Vorsichtig um die junge Drachenfamilie nicht zu stören näherten sich die drei Reiter der Szene. Als sie direkt vor den beiden erwachsenen Drachen stehen blieben, hoben diese die Köpfe und musterten eingehend Naries Begleiter. Die beiden Schlüpfling hockten sich vor ihrer Eltern und besahen sich das ganze mit großem Interesse.
- "Uns allen war klar, dass Du irgendwann eine Reiterin werden würdest."-
Ismira hörte die Stimme Kiras in ihren Gedanken als sie Drachendame Ihr liebevoll eine Welle warmer Luft ins Gesicht blies.
- "Ich weiß nicht, wie ich Eurer Tochter für das Geschenk danken soll, dass sie mir gemacht hat als sie bei mir geschlüpft ist." - Versicherte Ismira. - "Ich kann nur sagen, dass sie bereits jetzt das Wichtigste in meinem Leben ist und ich alles tun werde, um sie zu beschützen." -
Diese Antwort schien den beiden Dracheneltern zu gefallen.
Hidalgo richtete seinen Blick nun auf Cale.
- "Du hast also unseren Sohn ins Leben geholfen." - Stellte der wilde Drache fest und senkte den Kopf bis er dem jungen Mann direkt in die Augen sah. - "Alles noch etwas viel für Dich nicht wahr Junge?" -
Er brachte ein nervöses Lachen hervor und antwortete: "Allerdings. Ich weiß nicht, womit ich diese Ehre verdient habe aber ich werde alles tun, um Euren Sohn ein guter Reiter zu sein."
- "Ich denke unsere Kleinen haben gut mit Euch beiden gewählt." - summte Kira befriedigt. - "Nun wird es aber Zeit, dass wir unseren kleinen Namen gebt. "-
Wie um die Worte ihrer Mutter zu bestätigen fiepten beiden Drachenkinder fröhlich und hoppelten auf ihrer Reiter zu.

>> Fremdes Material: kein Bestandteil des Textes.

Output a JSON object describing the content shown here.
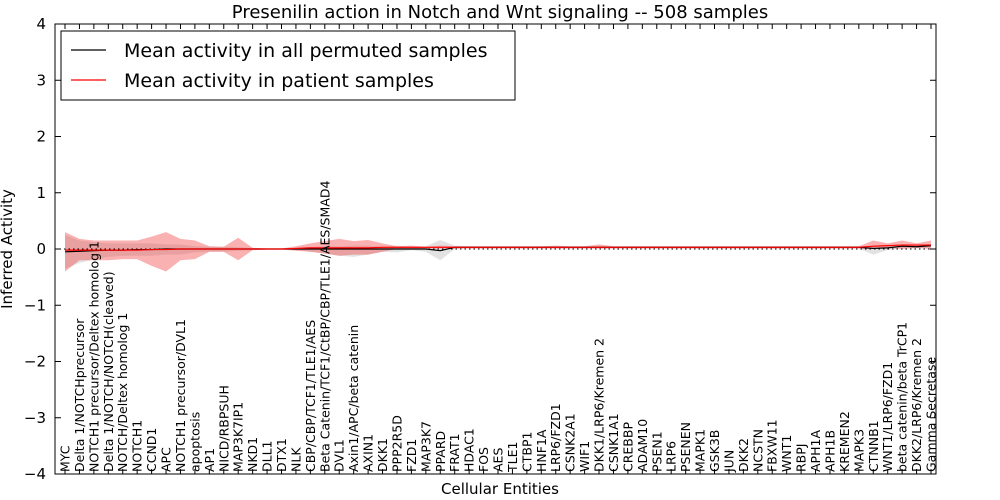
{
  "chart_data": {
    "type": "line",
    "title": "Presenilin action in Notch and Wnt signaling -- 508 samples",
    "xlabel": "Cellular Entities",
    "ylabel": "Inferred Activity",
    "ylim": [
      -4,
      4
    ],
    "yticks": [
      -4,
      -3,
      -2,
      -1,
      0,
      1,
      2,
      3,
      4
    ],
    "ytick_labels": [
      "−4",
      "−3",
      "−2",
      "−1",
      "0",
      "1",
      "2",
      "3",
      "4"
    ],
    "grid": false,
    "legend_position": "top-left",
    "categories": [
      "MYC",
      "Delta 1/NOTCHprecursor",
      "NOTCH1 precursor/Deltex homolog 1",
      "Delta 1/NOTCH/NOTCH(cleaved)",
      "NOTCH/Deltex homolog 1",
      "NOTCH1",
      "CCND1",
      "APC",
      "NOTCH1 precursor/DVL1",
      "apoptosis",
      "AP1",
      "NICD/RBPSUH",
      "MAP3K7IP1",
      "NKD1",
      "DLL1",
      "DTX1",
      "NLK",
      "CBP/CBP/TCF1/TLE1/AES",
      "Beta Catenin/TCF1/CtBP/CBP/TLE1/AES/SMAD4",
      "DVL1",
      "Axin1/APC/beta catenin",
      "AXIN1",
      "DKK1",
      "PPP2R5D",
      "FZD1",
      "MAP3K7",
      "PPARD",
      "FRAT1",
      "HDAC1",
      "FOS",
      "AES",
      "TLE1",
      "CTBP1",
      "HNF1A",
      "LRP6/FZD1",
      "CSNK2A1",
      "WIF1",
      "DKK1/LRP6/Kremen 2",
      "CSNK1A1",
      "CREBBP",
      "ADAM10",
      "PSEN1",
      "LRP6",
      "PSENEN",
      "MAPK1",
      "GSK3B",
      "JUN",
      "DKK2",
      "NCSTN",
      "FBXW11",
      "WNT1",
      "RBPJ",
      "APH1A",
      "APH1B",
      "KREMEN2",
      "MAPK3",
      "CTNNB1",
      "WNT1/LRP6/FZD1",
      "beta catenin/beta TrCP1",
      "DKK2/LRP6/Kremen 2",
      "Gamma Secretase"
    ],
    "series": [
      {
        "name": "Mean activity in all permuted samples",
        "color": "#000000",
        "values": [
          -0.05,
          -0.04,
          -0.03,
          -0.02,
          -0.02,
          -0.01,
          -0.01,
          0.0,
          0.0,
          0.0,
          0.0,
          0.0,
          0.0,
          0.0,
          0.0,
          0.0,
          0.0,
          0.0,
          0.0,
          0.0,
          0.0,
          0.0,
          0.0,
          0.0,
          0.0,
          0.0,
          -0.03,
          0.03,
          0.03,
          0.03,
          0.03,
          0.03,
          0.03,
          0.03,
          0.03,
          0.03,
          0.03,
          0.03,
          0.03,
          0.03,
          0.03,
          0.03,
          0.03,
          0.03,
          0.03,
          0.03,
          0.03,
          0.03,
          0.03,
          0.03,
          0.03,
          0.03,
          0.03,
          0.03,
          0.03,
          0.03,
          0.01,
          0.02,
          0.05,
          0.04,
          0.06
        ],
        "band_upper": [
          0.25,
          0.15,
          0.12,
          0.1,
          0.1,
          0.1,
          0.1,
          0.08,
          0.08,
          0.05,
          0.04,
          0.04,
          0.03,
          0.02,
          0.01,
          0.01,
          0.02,
          0.04,
          0.05,
          0.05,
          0.06,
          0.06,
          0.04,
          0.06,
          0.04,
          0.05,
          0.16,
          0.06,
          0.05,
          0.05,
          0.05,
          0.05,
          0.05,
          0.05,
          0.05,
          0.05,
          0.05,
          0.05,
          0.05,
          0.05,
          0.05,
          0.05,
          0.05,
          0.05,
          0.05,
          0.05,
          0.05,
          0.05,
          0.05,
          0.05,
          0.05,
          0.05,
          0.05,
          0.05,
          0.05,
          0.05,
          0.05,
          0.06,
          0.08,
          0.07,
          0.09
        ],
        "band_lower": [
          -0.35,
          -0.25,
          -0.18,
          -0.14,
          -0.12,
          -0.12,
          -0.12,
          -0.1,
          -0.1,
          -0.06,
          -0.05,
          -0.05,
          -0.03,
          -0.02,
          -0.01,
          -0.01,
          -0.02,
          -0.05,
          -0.08,
          -0.12,
          -0.14,
          -0.1,
          -0.05,
          -0.06,
          -0.02,
          -0.05,
          -0.2,
          0.0,
          0.01,
          0.01,
          0.01,
          0.01,
          0.01,
          0.01,
          0.01,
          0.01,
          0.01,
          0.01,
          0.01,
          0.01,
          0.01,
          0.01,
          0.01,
          0.01,
          0.01,
          0.01,
          0.01,
          0.01,
          0.01,
          0.01,
          0.01,
          0.01,
          0.01,
          0.01,
          0.01,
          0.01,
          -0.1,
          -0.02,
          0.02,
          0.01,
          0.03
        ]
      },
      {
        "name": "Mean activity in patient samples",
        "color": "#ff0000",
        "values": [
          -0.02,
          -0.02,
          -0.02,
          -0.02,
          -0.02,
          -0.02,
          -0.01,
          -0.01,
          0.0,
          0.0,
          0.0,
          0.0,
          0.0,
          0.0,
          0.0,
          0.0,
          0.01,
          0.02,
          0.02,
          0.02,
          0.02,
          0.02,
          0.03,
          0.03,
          0.03,
          0.03,
          0.03,
          0.03,
          0.03,
          0.03,
          0.03,
          0.03,
          0.03,
          0.03,
          0.03,
          0.03,
          0.03,
          0.03,
          0.03,
          0.03,
          0.03,
          0.03,
          0.03,
          0.03,
          0.03,
          0.03,
          0.03,
          0.03,
          0.03,
          0.03,
          0.03,
          0.03,
          0.03,
          0.03,
          0.03,
          0.03,
          0.05,
          0.06,
          0.07,
          0.07,
          0.07
        ],
        "band_upper": [
          0.3,
          0.18,
          0.15,
          0.15,
          0.15,
          0.15,
          0.22,
          0.3,
          0.18,
          0.15,
          0.05,
          0.04,
          0.2,
          0.02,
          0.01,
          0.01,
          0.05,
          0.1,
          0.14,
          0.18,
          0.14,
          0.16,
          0.1,
          0.05,
          0.06,
          0.04,
          0.06,
          0.05,
          0.05,
          0.05,
          0.05,
          0.05,
          0.05,
          0.05,
          0.06,
          0.05,
          0.05,
          0.08,
          0.05,
          0.05,
          0.05,
          0.05,
          0.05,
          0.05,
          0.05,
          0.05,
          0.05,
          0.05,
          0.05,
          0.05,
          0.05,
          0.05,
          0.05,
          0.05,
          0.05,
          0.05,
          0.15,
          0.1,
          0.15,
          0.1,
          0.15
        ],
        "band_lower": [
          -0.4,
          -0.2,
          -0.2,
          -0.2,
          -0.18,
          -0.18,
          -0.3,
          -0.4,
          -0.2,
          -0.18,
          -0.05,
          -0.05,
          -0.2,
          -0.02,
          -0.01,
          -0.01,
          -0.03,
          -0.05,
          -0.08,
          -0.12,
          -0.1,
          -0.1,
          -0.05,
          0.0,
          0.0,
          0.01,
          0.01,
          0.01,
          0.01,
          0.01,
          0.01,
          0.01,
          0.01,
          0.01,
          0.01,
          0.01,
          0.01,
          0.01,
          0.01,
          0.01,
          0.01,
          0.01,
          0.01,
          0.01,
          0.01,
          0.01,
          0.01,
          0.01,
          0.01,
          0.01,
          0.01,
          0.01,
          0.01,
          0.01,
          0.01,
          0.01,
          0.0,
          0.02,
          0.0,
          0.02,
          0.0
        ]
      }
    ],
    "reference_line": {
      "y": 0,
      "style": "dotted",
      "color": "#000000"
    }
  }
}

Vor ihnen bauten sich die kleinen Drachen in ihrer ganzen Pracht auf und warteten.
Ismira war etwas verlegen.
"Ich muss Euch ein Geständnis machen. Ich habe meiner Kleinen schon einige Namen vorgeschlagen. Bitte seid nicht böse, ich wusste nicht, dass sich das nicht gehört. Auf keinen Fall wollte ich Euch beleidigen Hidalgo und Meisterin Kira."
Zu Ismiras Erleichterung schien keiner erwachsenen Drachen Ihr den kleinen Fehltritt übel zunehmen.
"Leider hat Eure Tochter bisher jeden Namen abgelehnt und mir sind die Ideen ausgegangen." Gestand die junge Frau.
- "Nun, er hat vielleicht unser junger Freund hier drüben einen zündenden Einfall." - Mutmaßte Hidalgo und nickte in Cales Richtung.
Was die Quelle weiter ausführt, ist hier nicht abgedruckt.